I imagine we might one day be able to create some kind of reasonable facsimile, though, through a combination of breeding and gene manipulation of existing species.

Of course, the T-Rexes we create will end up prone to hip dysplasia.

I’m not about to argue that we shouldn’t create thirty-foot tall flesh eating lizard monsters, because why wouldn’t we want to do that? But as close as we could come to matching what scientists thinks a real T-Rex would look and act like, it still wouldn’t be a real T-Rex, just a model of what we think they were like. There’s a lot of guess work and assumptions in our current conception of prehistoric life, and those assumptions are pretty frequently challenged and revised based on new data.

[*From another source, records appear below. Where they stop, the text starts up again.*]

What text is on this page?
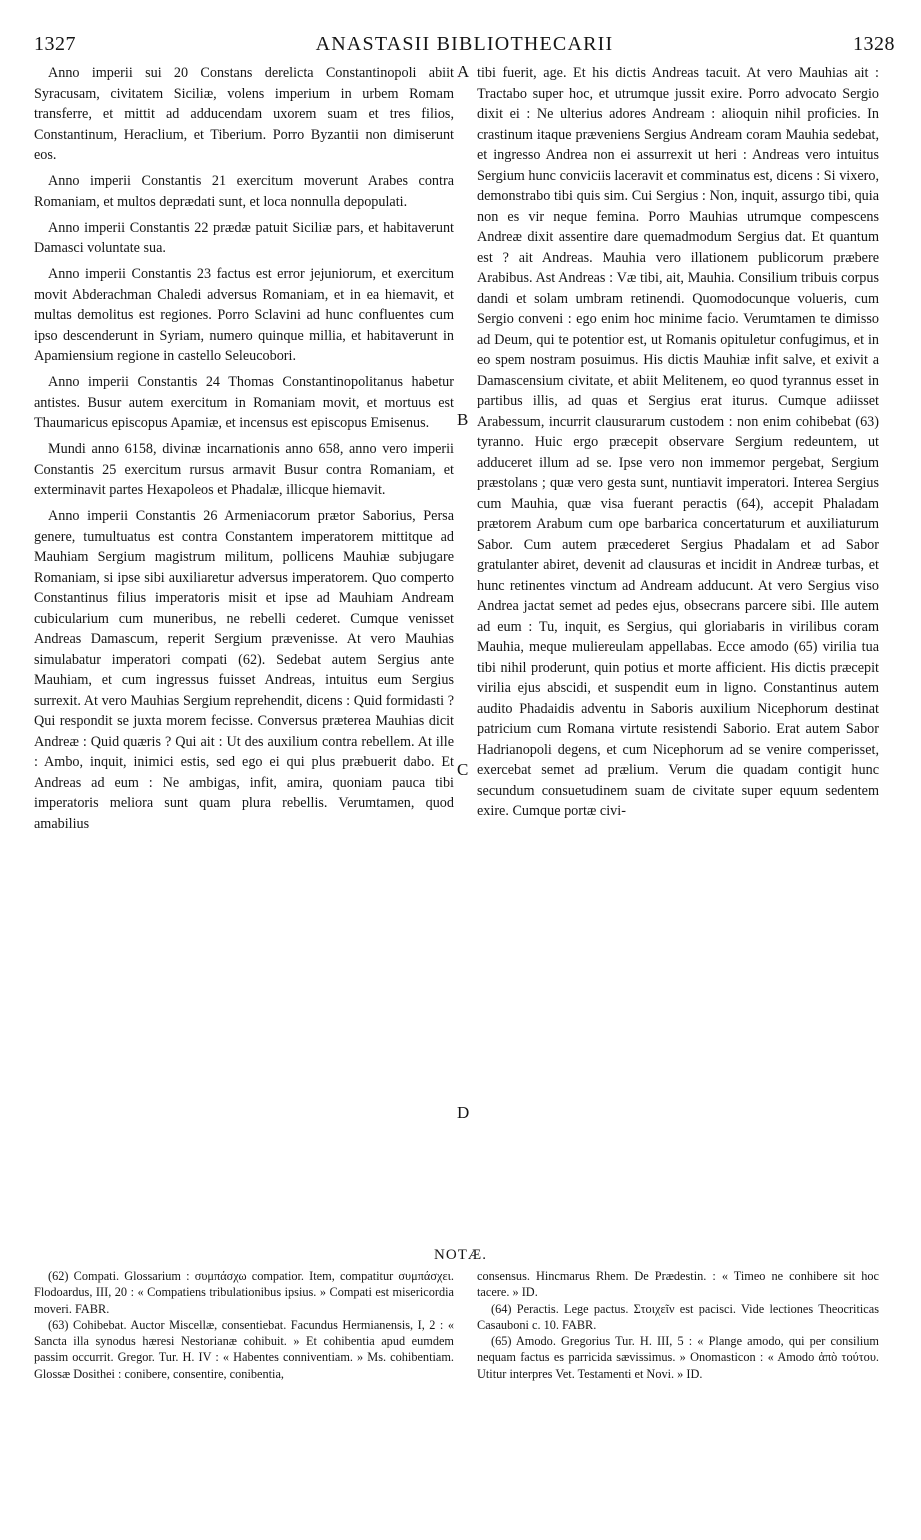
1327	ANASTASII BIBLIOTHECARII	1328

Anno imperii sui 20 Constans derelicta Constantinopoli abiit Syracusam, civitatem Siciliæ, volens imperium in urbem Romam transferre, et mittit ad adducendam uxorem suam et tres filios, Constantinum, Heraclium, et Tiberium. Porro Byzantii non dimiserunt eos.

Anno imperii Constantis 21 exercitum moverunt Arabes contra Romaniam, et multos deprædati sunt, et loca nonnulla depopulati.

Anno imperii Constantis 22 prædæ patuit Siciliæ pars, et habitaverunt Damasci voluntate sua.

Anno imperii Constantis 23 factus est error jejuniorum, et exercitum movit Abderachman Chaledi adversus Romaniam, et in ea hiemavit, et multas demolitus est regiones. Porro Sclavini ad hunc confluentes cum ipso descenderunt in Syriam, numero quinque millia, et habitaverunt in Apamiensium regione in castello Seleucobori.

Anno imperii Constantis 24 Thomas Constantinopolitanus habetur antistes. Busur autem exercitum in Romaniam movit, et mortuus est Thaumaricus episcopus Apamiæ, et incensus est episcopus Emisenus.

Mundi anno 6158, divinæ incarnationis anno 658, anno vero imperii Constantis 25 exercitum rursus armavit Busur contra Romaniam, et exterminavit partes Hexapoleos et Phadalæ, illicque hiemavit.

Anno imperii Constantis 26 Armeniacorum prætor Saborius, Persa genere, tumultuatus est contra Constantem imperatorem mittitque ad Mauhiam Sergium magistrum militum, pollicens Mauhiæ subjugare Romaniam, si ipse sibi auxiliaretur adversus imperatorem. Quo comperto Constantinus filius imperatoris misit et ipse ad Mauhiam Andream cubicularium cum muneribus, ne rebelli cederet. Cumque venisset Andreas Damascum, reperit Sergium prævenisse. At vero Mauhias simulabatur imperatori compati (62). Sedebat autem Sergius ante Mauhiam, et cum ingressus fuisset Andreas, intuitus eum Sergius surrexit. At vero Mauhias Sergium reprehendit, dicens : Quid formidasti ? Qui respondit se juxta morem fecisse. Conversus præterea Mauhias dicit Andreæ : Quid quæris ? Qui ait : Ut des auxilium contra rebellem. At ille : Ambo, inquit, inimici estis, sed ego ei qui plus præbuerit dabo. Et Andreas ad eum : Ne ambigas, infit, amira, quoniam pauca tibi imperatoris meliora sunt quam plura rebellis. Verumtamen, quod amabilius

A
B
C
D

tibi fuerit, age. Et his dictis Andreas tacuit. At vero Mauhias ait : Tractabo super hoc, et utrumque jussit exire. Porro advocato Sergio dixit ei : Ne ulterius adores Andream : alioquin nihil proficies. In crastinum itaque præveniens Sergius Andream coram Mauhia sedebat, et ingresso Andrea non ei assurrexit ut heri : Andreas vero intuitus Sergium hunc conviciis laceravit et comminatus est, dicens : Si vixero, demonstrabo tibi quis sim. Cui Sergius : Non, inquit, assurgo tibi, quia non es vir neque femina. Porro Mauhias utrumque compescens Andreæ dixit assentire dare quemadmodum Sergius dat. Et quantum est ? ait Andreas. Mauhia vero illationem publicorum præbere Arabibus. Ast Andreas : Væ tibi, ait, Mauhia. Consilium tribuis corpus dandi et solam umbram retinendi. Quomodocunque volueris, cum Sergio conveni : ego enim hoc minime facio. Verumtamen te dimisso ad Deum, qui te potentior est, ut Romanis opituletur confugimus, et in eo spem nostram posuimus. His dictis Mauhiæ infit salve, et exivit a Damascensium civitate, et abiit Melitenem, eo quod tyrannus esset in partibus illis, ad quas et Sergius erat iturus. Cumque adiisset Arabessum, incurrit clausurarum custodem : non enim cohibebat (63) tyranno. Huic ergo præcepit observare Sergium redeuntem, ut adduceret illum ad se. Ipse vero non immemor pergebat, Sergium præstolans ; quæ vero gesta sunt, nuntiavit imperatori. Interea Sergius cum Mauhia, quæ visa fuerant peractis (64), accepit Phaladam prætorem Arabum cum ope barbarica concertaturum et auxiliaturum Sabor. Cum autem præcederet Sergius Phadalam et ad Sabor gratulanter abiret, devenit ad clausuras et incidit in Andreæ turbas, et hunc retinentes vinctum ad Andream adducunt. At vero Sergius viso Andrea jactat semet ad pedes ejus, obsecrans parcere sibi. Ille autem ad eum : Tu, inquit, es Sergius, qui gloriabaris in virilibus coram Mauhia, meque muliereulam appellabas. Ecce amodo (65) virilia tua tibi nihil proderunt, quin potius et morte afficient. His dictis præcepit virilia ejus abscidi, et suspendit eum in ligno. Constantinus autem audito Phadaidis adventu in Saboris auxilium Nicephorum destinat patricium cum Romana virtute resistendi Saborio. Erat autem Sabor Hadrianopoli degens, et cum Nicephorum ad se venire comperisset, exercebat semet ad prælium. Verum die quadam contigit hunc secundum consuetudinem suam de civitate super equum sedentem exire. Cumque portæ civi-

NOTÆ.

(62) Compati. Glossarium : συμπάσχω compatior. Item, compatitur συμπάσχει. Flodoardus, III, 20 : « Compatiens tribulationibus ipsius. » Compati est misericordia moveri. FABR.

(63) Cohibebat. Auctor Miscellæ, consentiebat. Facundus Hermianensis, I, 2 : « Sancta illa synodus hæresi Nestorianæ cohibuit. » Et cohibentia apud eumdem passim occurrit. Gregor. Tur. H. IV : « Habentes conniventiam. » Ms. cohibentiam. Glossæ Dosithei : conibere, consentire, conibentia,

consensus. Hincmarus Rhem. De Prædestin. : « Timeo ne conhibere sit hoc tacere. » ID.

(64) Peractis. Lege pactus. Στοιχεῖν est pacisci. Vide lectiones Theocriticas Casauboni c. 10. FABR.

(65) Amodo. Gregorius Tur. H. III, 5 : « Plange amodo, qui per consilium nequam factus es parricida sævissimus. » Onomasticon : « Amodo ἀπὸ τούτου. Utitur interpres Vet. Testamenti et Novi. » ID.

Here’s a minor example of what I’m getting at: how did the T-Rex hold its tail? If we’d been able to clone a Rex in 1950, we’d have it stand upright and have a tail that it drags on the ground. However, if we did it now, we’d make it lean forward and hold its tail out behind it, as a counterbalance. If we’d made the clone in the '50s, we’d have a giant lizard, but it wouldn’t be a T-Rex, because we’d have made it all wrong. If we made the clone today, we might get the tail thing right (assuming our current conception of T-Rex movement is correct), but there’d be no end of other things about the creature that we’d get wrong. From a scientific point of view, the experiment would be useless, because we wouldn’t be testing most of our assumptions about the creature. From a “Holy shit, that’s awesome!” perspective, it would, obviously, be invaluable, but if we’re going into the exercise with the understanding that we’re just creating cool lizard monsters with only a tenuous connection to pre-history in the first place, why limit ourselves to what was around during the Jurassic?

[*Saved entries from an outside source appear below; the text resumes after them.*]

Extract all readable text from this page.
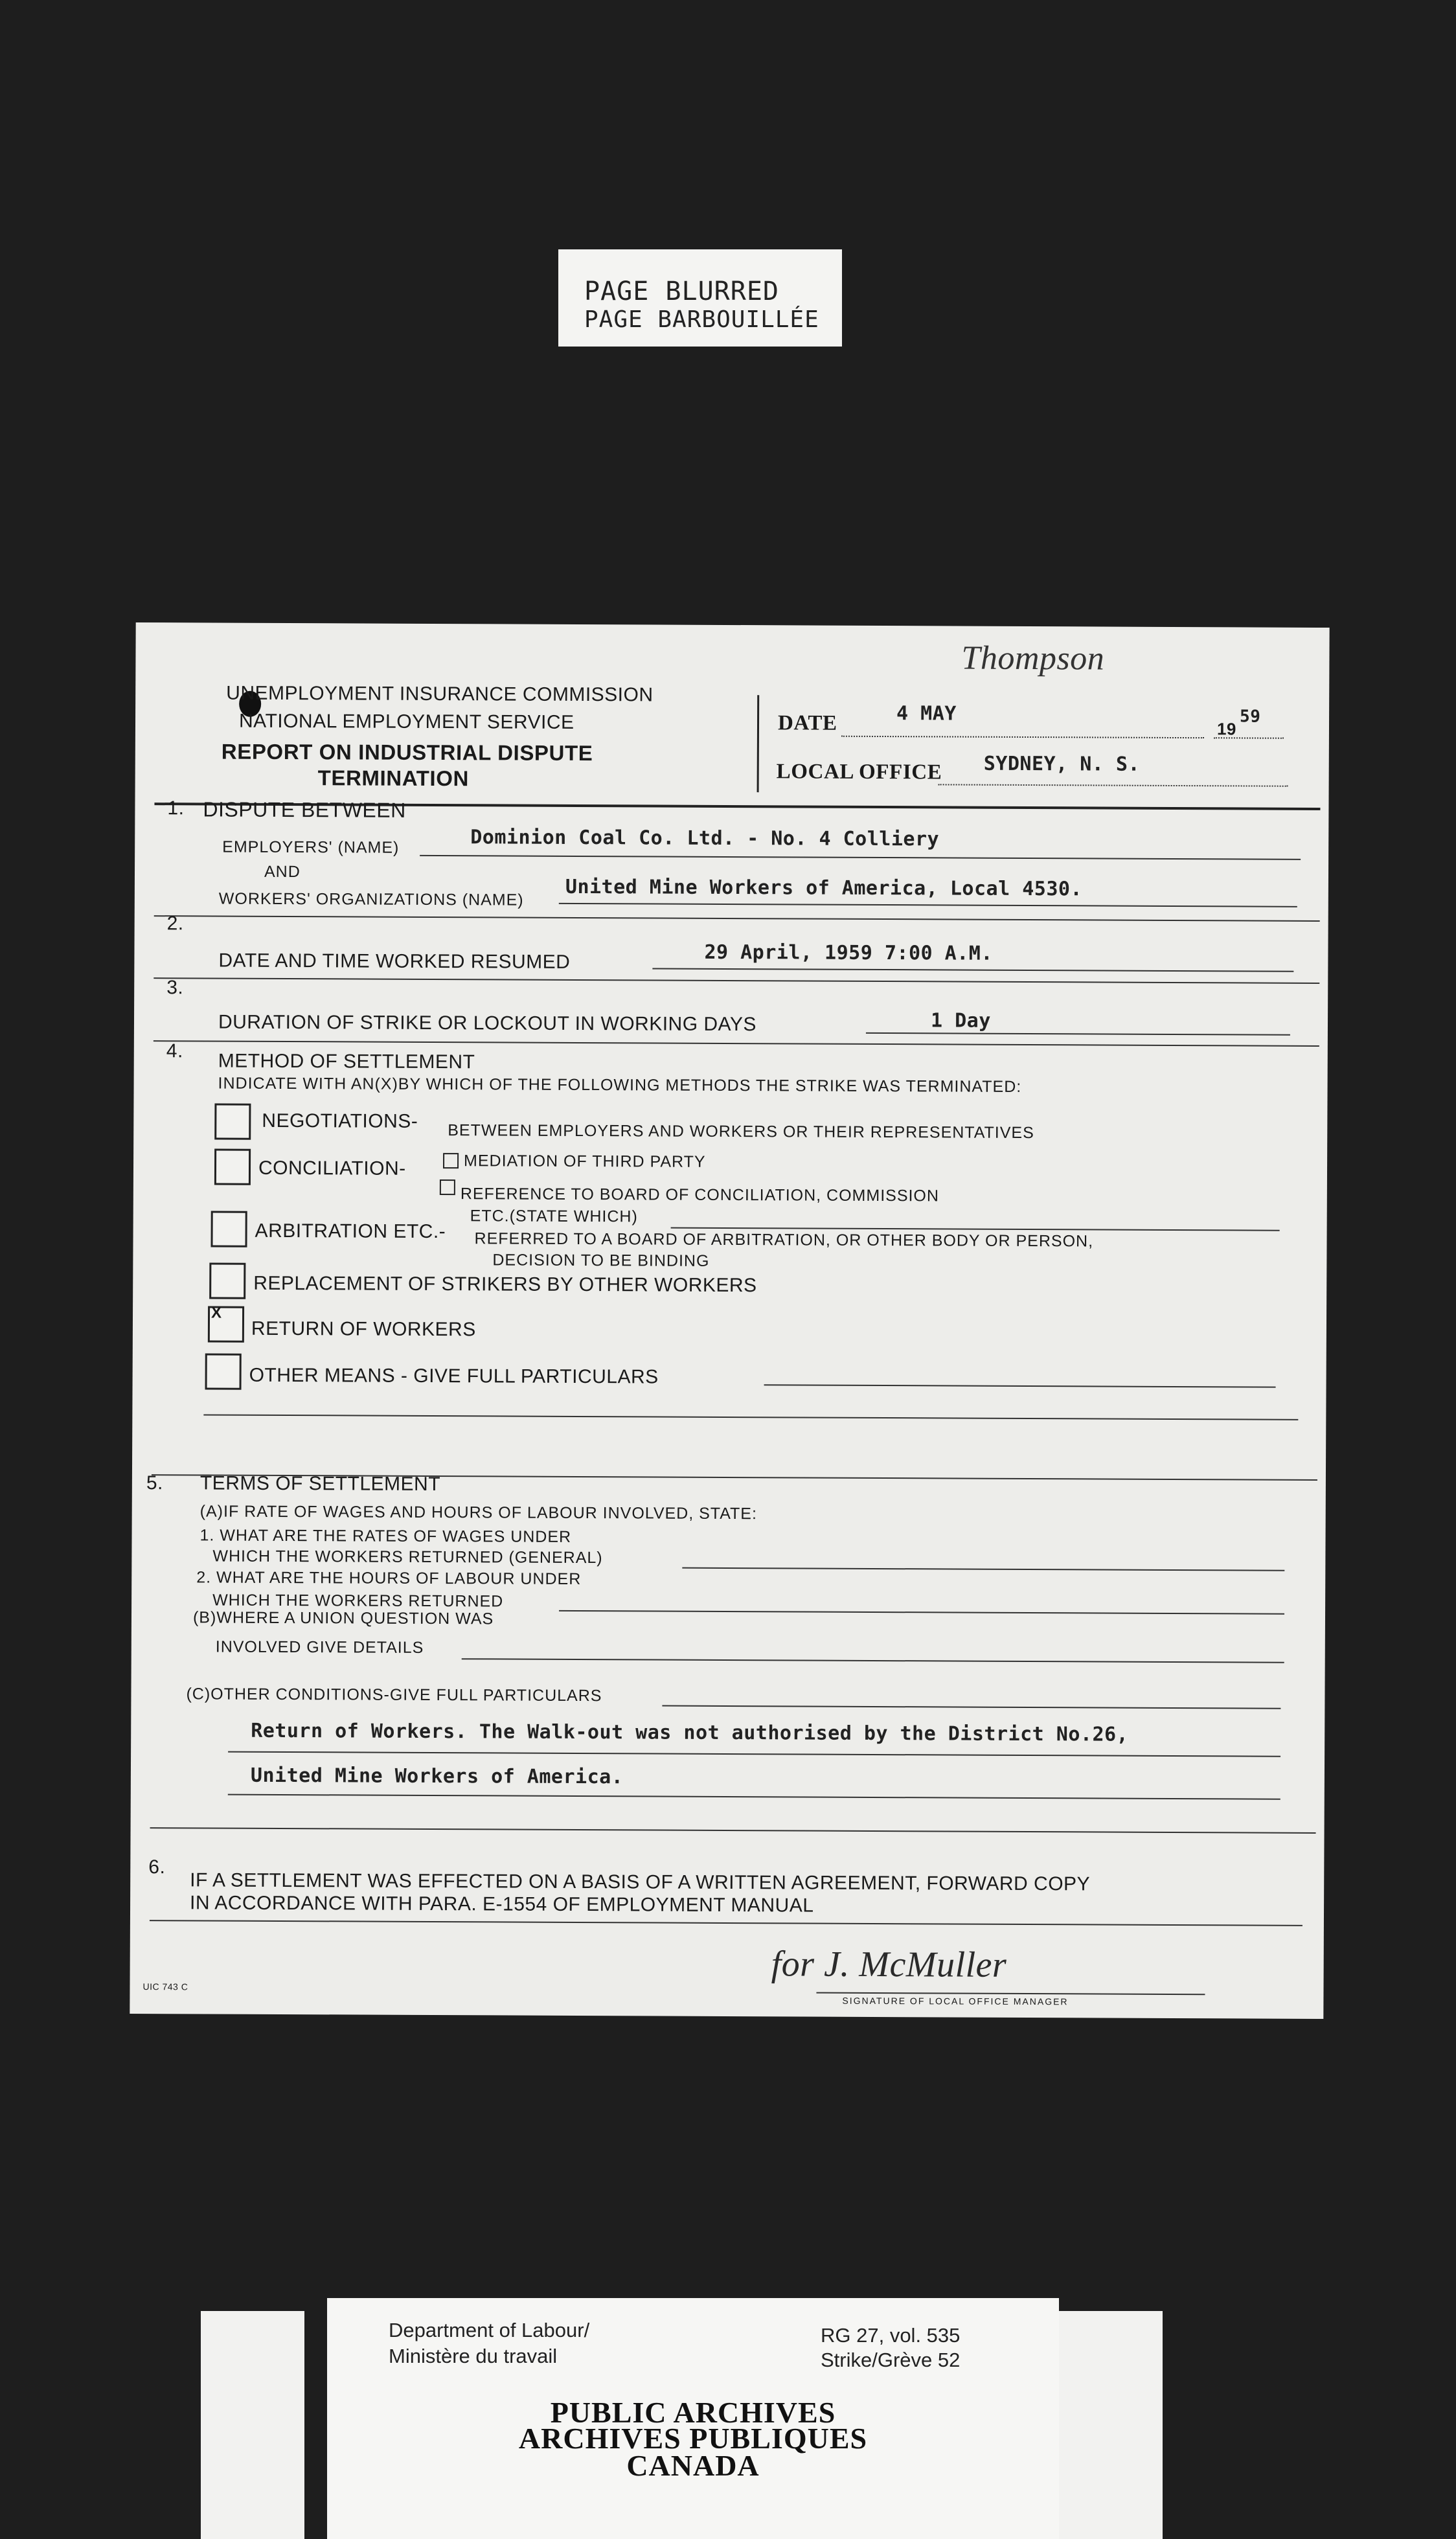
PAGE BLURRED
PAGE BARBOUILLÉE
UNEMPLOYMENT INSURANCE COMMISSION
NATIONAL EMPLOYMENT SERVICE
REPORT ON INDUSTRIAL DISPUTE
TERMINATION
Thompson
DATE	4 MAY
19
59
LOCAL OFFICE SYDNEY, N. S.
1. DISPUTE BETWEEN
EMPLOYERS' (NAME)	Dominion Coal Co. Ltd. - No. 4 Colliery
AND
WORKERS' ORGANIZATIONS (NAME) United Mine Workers of America, Local 4530.
2.
DATE AND TIME WORKED RESUMED	29 April, 1959 7:00 A.M.
3.
DURATION OF STRIKE OR LOCKOUT IN WORKING DAYS	1 Day
4. METHOD OF SETTLEMENT
INDICATE WITH AN(X)BY WHICH OF THE FOLLOWING METHODS THE STRIKE WAS TERMINATED:
NEGOTIATIONS- BETWEEN EMPLOYERS AND WORKERS OR THEIR REPRESENTATIVES
CONCILIATION-	MEDIATION OF THIRD PARTY
REFERENCE TO BOARD OF CONCILIATION, COMMISSION
ETC.(STATE WHICH)
ARBITRATION ETC.- REFERRED TO A BOARD OF ARBITRATION, OR OTHER BODY OR PERSON,
DECISION TO BE BINDING
REPLACEMENT OF STRIKERS BY OTHER WORKERS
X
RETURN OF WORKERS
OTHER MEANS - GIVE FULL PARTICULARS
5. TERMS OF SETTLEMENT
(A)IF RATE OF WAGES AND HOURS OF LABOUR INVOLVED, STATE:
1. WHAT ARE THE RATES OF WAGES UNDER
WHICH THE WORKERS RETURNED (GENERAL)
2. WHAT ARE THE HOURS OF LABOUR UNDER
WHICH THE WORKERS RETURNED
(B)WHERE A UNION QUESTION WAS
INVOLVED GIVE DETAILS
(C)OTHER CONDITIONS-GIVE FULL PARTICULARS
Return of Workers. The Walk-out was not authorised by the District No.26,
United Mine Workers of America.
6.
IF A SETTLEMENT WAS EFFECTED ON A BASIS OF A WRITTEN AGREEMENT, FORWARD COPY
IN ACCORDANCE WITH PARA. E-1554 OF EMPLOYMENT MANUAL
UIC 743 C
for J. McMuller
SIGNATURE OF LOCAL OFFICE MANAGER
Department of Labour/
Ministère du travail
RG 27, vol. 535
Strike/Grève 52
PUBLIC ARCHIVES
ARCHIVES PUBLIQUES
CANADA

Certainly. I never said we could replicate all or even most of the DNA…or even the gross features. I said we could, with a lot of effort, make a chicken that vaguely resembles a dinosaur. I’m fairly certain that we would (we certainly could) use DNA from other species to enhance the illusion or add features that, no matter how we manipulate the basic chicken we couldn’t get, but I don’t think it’s beyond the realm of possibility we could make something vaguely dinosaur like.

I agree, and I didn’t say anything to indicate differently. As I said, it would be a chicken that vaguely resembled a dinosaur.

Again, I didn’t say they could make a dino out of the purported scraps they have found…if, indeed, any have been found at all. My Science Channel knowledge of this is pretty vague, and I could either be misremembering or the show could have been a bunch of hokum. Basically, even if they HAVE found scraps of DNA from a type of dinosaur it would be impossible to put it together into a coherent whole, let alone rebuild a dino out of it. A friend of mine described it as dropping a vase on the floor from a 10 story building, then grinding up some of the fragments and tossing out the rest, and from those ground up fragments attempting to put the vase back together while blindfolded and under the influence of some really good mushrooms…in the dark and with a stiff wind blowing.

This, precisely. You can already get land roving beasts that see you as dinner, this one would require at least an express rifle to bring down. What the hell is wrong with you people? Go cure cancer or something.

I’ll bet it’ll be easier to a giant ostritch to have a longer body, thicker athletic legs, no feathers, a bigger head with teeth.

Did “Jurassic Park,” “The Lost World: Jurassic Park,” and “Jurassic Park III” teach you nothing?

Lesson: If Spielberg can only do 1 passable Indiana Jones Sequel (Last Crusade), there’s no reason to think he can do a passable sequel with revenant dinosaurs.